Alejandro Jodorowsky est un artiste protéiforme. Cinéaste, auteur de bande dessiné, romancier, mime, essayiste… Passionné d’ésotérisme, il pratique volontiers la cartomancie, ajoutant une part mystique à sa personnalité. Né au Chili en 1929, « Jodo » a débuté par le théâtre de marionnettes. D’exil en exil, l’homme atterrit au début des sixties en France où il fonde le collectif surréaliste « Panique » avec Fernando Arrabal et Roland Topor. C’est pourtant au Mexique qu’il tourne ses premiers long métrages réalisés dans une fièvre psychédélique et appelés à devenir cultes comme le western existentiel et baroque El Topo (1970) ou le film s.f hippie, La Montagne sacrée (1973).
Autour de Jodorowsky se presse alors toute une « faune » artistique, parmi la plus influente de l’époque : John Lennon, Salvador Dali ou encore Mick Jagger. Le « grand œuvre » de Jodorowsky, surnommé alors le « Cecil B. DeMille de l’underground », n’a pourtant jamais vu le jour. C’est son adaptation de Dune, le roman de science-fiction de Frank Herbert. De ce projet monstrueux, que réalisera plus tard David Lynch et bientôt Denis Villeneuve, il reste les esquisses des décors de Moebius et H.R Giger, l’engagement d’Orson Welles, Salvador Dali et Amanda Lear ainsi que les musiques du Pink Floyd, Tangerine Dream ou encore Magma. En 2013, le film Jodorowsky’s Dune de Frank Pavich retraçait les contours de cette impossible épopée.
C’est dans ce documentaire passionné que s’esquissent les traces laissées par Jodorowsky. Ainsi le cinéaste danois Nicolas Winding Refn (Drive…), admirateur avoué de l’œuvre du cinéaste franco-chilien, expliquait ici face caméra l’influence sur son œuvre. On retrouve en effet, chez lui, cette manière graphique et visionnaire d’envisager la mise en scène faisant de chaque film un « trip » visuel, une expérience qui défie les lois de la narration. Refn a ainsi dédié son Only God Forgives à Alejandro Jodorowsky. L’un et l’autre aiment à s’éloigner du confort supposé du genre qu’ils ont décidé d’embrasser pour offrir un objet hybride où les frontières volent en éclats. Le western ou le drame s.f devenaient ainsi chez Jodorowsky une quête spirituelle et hallucinée. Chez Refn un film de prison (Bronson) ou de vikings (Le Guerrier silencieux), frisent l’abstraction, se muant en véritables ballets autour d’un corps supplicié. C’est donc l’inattendu qui dessine le style de Jodorowsky, un geste que d’aucuns pourraient juger suicidaire dans un système de production « classique » où les risques sont anticipés au maximum. Ce qui explique que son œuvre se soit épanouie dans le climat contestataire des seventies et qu’elle ait ensuite connu des difficultés lors des décennies suivantes, beaucoup plus pragmatiques.

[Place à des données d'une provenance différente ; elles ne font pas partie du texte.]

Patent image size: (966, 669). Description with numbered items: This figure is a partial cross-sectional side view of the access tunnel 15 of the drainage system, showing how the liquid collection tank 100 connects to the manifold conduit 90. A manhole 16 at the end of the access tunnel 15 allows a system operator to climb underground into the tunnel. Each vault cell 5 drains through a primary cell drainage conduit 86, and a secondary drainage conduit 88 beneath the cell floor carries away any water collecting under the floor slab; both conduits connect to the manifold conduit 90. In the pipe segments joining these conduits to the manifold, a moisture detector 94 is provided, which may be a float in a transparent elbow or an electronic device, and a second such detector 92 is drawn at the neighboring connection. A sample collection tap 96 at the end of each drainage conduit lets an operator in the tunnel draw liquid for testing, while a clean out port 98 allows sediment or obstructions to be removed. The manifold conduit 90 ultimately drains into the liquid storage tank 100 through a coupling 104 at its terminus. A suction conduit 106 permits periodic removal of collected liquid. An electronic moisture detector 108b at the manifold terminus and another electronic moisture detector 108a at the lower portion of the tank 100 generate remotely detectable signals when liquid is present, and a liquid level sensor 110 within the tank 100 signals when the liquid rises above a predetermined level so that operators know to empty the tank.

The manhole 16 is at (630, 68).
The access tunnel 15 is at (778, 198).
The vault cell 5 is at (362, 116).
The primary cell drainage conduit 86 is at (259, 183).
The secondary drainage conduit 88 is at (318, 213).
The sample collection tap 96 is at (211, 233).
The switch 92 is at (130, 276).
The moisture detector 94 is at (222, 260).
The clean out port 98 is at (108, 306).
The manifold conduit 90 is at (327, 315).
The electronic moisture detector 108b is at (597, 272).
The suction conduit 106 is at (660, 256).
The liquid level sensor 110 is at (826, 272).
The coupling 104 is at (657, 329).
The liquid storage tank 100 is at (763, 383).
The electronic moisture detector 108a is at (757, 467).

Reste que ce Dune avorté a infusé dans le renouveau du cinéma de science-fiction américain à la fin des années 70. Ainsi Ridley Scott a embauché plusieurs techniciens de cette malheureuse entreprise à commencer par le scénariste David O’Bannon pour son Alien (1979). Scott se souviendra aussi des idées esthétiques de Jodorowsky pour son Blade Runner (1982). Il se murmure même qu’avant lui, George Lucas en pleine préparation de son Star Wars, se serait procuré le story-board de Dune.
Aujourd’hui chaque film qui quitte les rivages de la raison porte en lui la marque de Jodorowsky. Ainsi lorsqu’il présentait The Fountain (2006), l’américain Darren Aronofsky avouait avoir projeté à son équipe, juste avant le tournage, La Montagne sacrée. En France, le trip de Jan Kounen, Blueberry (2004) portait en lui le sceau d’El Topo et de La Montagne sacrée. Plus proche, on retrouve cette poésie de l’image chez Bertrand Mandico (Les Garçons sauvages, Ultra Pulpe…) ou encore Yann Gonzalez (Les Rencontres d’après minuit, Un couteau dans le cœur…), cinéastes qui aiment à pénétrer des territoires enfouis pour en sonder la part mystique.
La rétrospective Alejandro Jodorowsky se tient jusqu’au 9 octobre à la Cinémathèque française.